Das heurige Jahr brachte im September die vierhundertste Wiederkehr des Todes von Pieter Brueghel dem Älteren, im Oktober die dreihundertste des Todes von Rembrandt Harmensz van Rijn. In ihren Heimatländern, in der ganzen Welt wurden beide Meister, die zu den größten der Malerei zu zählen sind, durch Ausstellungen ihrer Werke geehrt, wurde ihrer gedacht. Auch Wien schließt sich nun durch zwei hervorragende Ausstellungen an, die in der vergangenen Woche feierlich eröffnet wurden.

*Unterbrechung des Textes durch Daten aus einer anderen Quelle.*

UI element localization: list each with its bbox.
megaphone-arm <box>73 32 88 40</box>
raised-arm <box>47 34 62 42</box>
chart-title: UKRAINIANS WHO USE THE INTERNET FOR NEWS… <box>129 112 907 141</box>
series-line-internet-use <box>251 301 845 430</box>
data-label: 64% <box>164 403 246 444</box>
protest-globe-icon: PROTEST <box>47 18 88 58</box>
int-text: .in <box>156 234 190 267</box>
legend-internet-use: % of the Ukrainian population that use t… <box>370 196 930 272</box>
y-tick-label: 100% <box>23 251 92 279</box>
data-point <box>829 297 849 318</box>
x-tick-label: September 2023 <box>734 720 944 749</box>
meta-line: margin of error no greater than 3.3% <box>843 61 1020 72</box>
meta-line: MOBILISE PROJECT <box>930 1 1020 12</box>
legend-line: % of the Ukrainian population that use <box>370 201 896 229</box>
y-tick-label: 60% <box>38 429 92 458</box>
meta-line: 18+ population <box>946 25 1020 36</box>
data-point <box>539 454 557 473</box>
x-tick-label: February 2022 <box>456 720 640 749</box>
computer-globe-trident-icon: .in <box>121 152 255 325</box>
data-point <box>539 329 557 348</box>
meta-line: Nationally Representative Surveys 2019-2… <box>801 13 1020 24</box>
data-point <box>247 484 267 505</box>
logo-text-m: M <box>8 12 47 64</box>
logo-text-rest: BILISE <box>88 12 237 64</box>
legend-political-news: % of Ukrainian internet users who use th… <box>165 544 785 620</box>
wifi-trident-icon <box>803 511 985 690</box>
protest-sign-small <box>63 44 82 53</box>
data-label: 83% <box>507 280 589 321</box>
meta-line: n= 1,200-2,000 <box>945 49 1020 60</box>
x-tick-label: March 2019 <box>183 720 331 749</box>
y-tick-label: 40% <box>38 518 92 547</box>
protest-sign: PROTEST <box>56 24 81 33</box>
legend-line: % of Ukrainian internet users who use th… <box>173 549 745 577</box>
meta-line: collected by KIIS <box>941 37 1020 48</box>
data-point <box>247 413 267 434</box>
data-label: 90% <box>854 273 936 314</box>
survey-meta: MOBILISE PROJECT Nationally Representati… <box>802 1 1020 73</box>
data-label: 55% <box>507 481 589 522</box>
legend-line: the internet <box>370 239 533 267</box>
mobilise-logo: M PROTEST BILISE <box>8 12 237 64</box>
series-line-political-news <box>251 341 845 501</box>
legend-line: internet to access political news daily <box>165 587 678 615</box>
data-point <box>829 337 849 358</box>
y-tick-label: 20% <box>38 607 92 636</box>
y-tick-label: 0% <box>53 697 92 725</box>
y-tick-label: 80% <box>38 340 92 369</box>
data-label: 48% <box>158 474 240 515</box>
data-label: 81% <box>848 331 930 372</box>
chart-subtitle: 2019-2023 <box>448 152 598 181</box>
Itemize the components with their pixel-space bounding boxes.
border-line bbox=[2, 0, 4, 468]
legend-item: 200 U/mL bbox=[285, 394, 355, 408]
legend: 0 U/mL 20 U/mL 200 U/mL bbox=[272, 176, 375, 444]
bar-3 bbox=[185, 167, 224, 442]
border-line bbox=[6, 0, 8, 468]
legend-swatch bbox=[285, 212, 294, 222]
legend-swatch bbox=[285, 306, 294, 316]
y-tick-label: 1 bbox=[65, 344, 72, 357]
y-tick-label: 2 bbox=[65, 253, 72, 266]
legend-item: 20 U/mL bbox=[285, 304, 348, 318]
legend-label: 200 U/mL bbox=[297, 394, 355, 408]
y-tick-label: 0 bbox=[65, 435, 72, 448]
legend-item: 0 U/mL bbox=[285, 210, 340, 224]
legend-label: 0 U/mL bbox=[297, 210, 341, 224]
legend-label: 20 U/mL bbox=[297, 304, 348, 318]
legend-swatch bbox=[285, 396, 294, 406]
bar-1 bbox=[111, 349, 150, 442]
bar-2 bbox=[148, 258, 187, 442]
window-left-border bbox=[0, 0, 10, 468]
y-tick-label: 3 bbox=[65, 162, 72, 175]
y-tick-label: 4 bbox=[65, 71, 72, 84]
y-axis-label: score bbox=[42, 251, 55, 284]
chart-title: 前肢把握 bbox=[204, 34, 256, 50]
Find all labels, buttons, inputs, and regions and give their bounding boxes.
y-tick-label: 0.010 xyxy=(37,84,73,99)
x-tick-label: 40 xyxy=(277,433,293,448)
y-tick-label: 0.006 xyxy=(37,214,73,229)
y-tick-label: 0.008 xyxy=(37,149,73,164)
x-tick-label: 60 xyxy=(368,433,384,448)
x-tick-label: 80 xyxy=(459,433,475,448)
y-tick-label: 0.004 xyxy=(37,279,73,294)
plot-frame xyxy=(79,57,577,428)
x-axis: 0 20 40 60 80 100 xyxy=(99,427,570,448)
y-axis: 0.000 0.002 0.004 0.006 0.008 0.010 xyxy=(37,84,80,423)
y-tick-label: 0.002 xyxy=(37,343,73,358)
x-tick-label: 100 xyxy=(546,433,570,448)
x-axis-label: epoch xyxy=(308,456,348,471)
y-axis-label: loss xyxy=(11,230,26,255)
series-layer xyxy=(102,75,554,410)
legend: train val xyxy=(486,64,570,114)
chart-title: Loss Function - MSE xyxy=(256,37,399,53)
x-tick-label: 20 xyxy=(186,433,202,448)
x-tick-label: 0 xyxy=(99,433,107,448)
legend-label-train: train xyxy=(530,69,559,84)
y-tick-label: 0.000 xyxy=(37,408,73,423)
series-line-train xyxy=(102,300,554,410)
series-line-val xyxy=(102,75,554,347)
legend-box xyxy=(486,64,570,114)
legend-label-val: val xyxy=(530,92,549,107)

Im Falle Brueghels sieht sich Wien in der glücklichen Lage, im Kunst- historischen Museum die größte Sammlung seiner Werke auf der ganzen Welt zu besitzen, Kostbarkeiten ersten Ranges, die zu seinen bedeutendsten Arbeiten gehören. Ihr Wert und ihre Einmaligkeit ist so groß, daß sie den Gefahren eines Transportes nicht ausgesetzt werden konnten, als sich Brüssel heuer anschickte, das Todesjahr des flämischen Malers, der in seinen Mauern starb, zu ehren. Da dies auch für alle anderen in der ganzen Welt verstreuten Brueghel-Bilder gilt und das Brüsseler Musėe des Beaux-Arts selbst nur vier Originale besitzt, entschloß man sich in seiner Heimat, sein gesamtes Werk in einer großangelegten photographischen Dokumentation zusammenaufassen, die es in originalgroßen Schwarzweißtafeln präsentiert, in Infrarot- und Röntgenaufnahmen die künstlerische Genese aufdeckt und in zahlreichen, riesig vergrößerten — auch farbigen Detailaufnahmen in die Welt, den Kosmos dieses einzigartigen Künstlers einführt.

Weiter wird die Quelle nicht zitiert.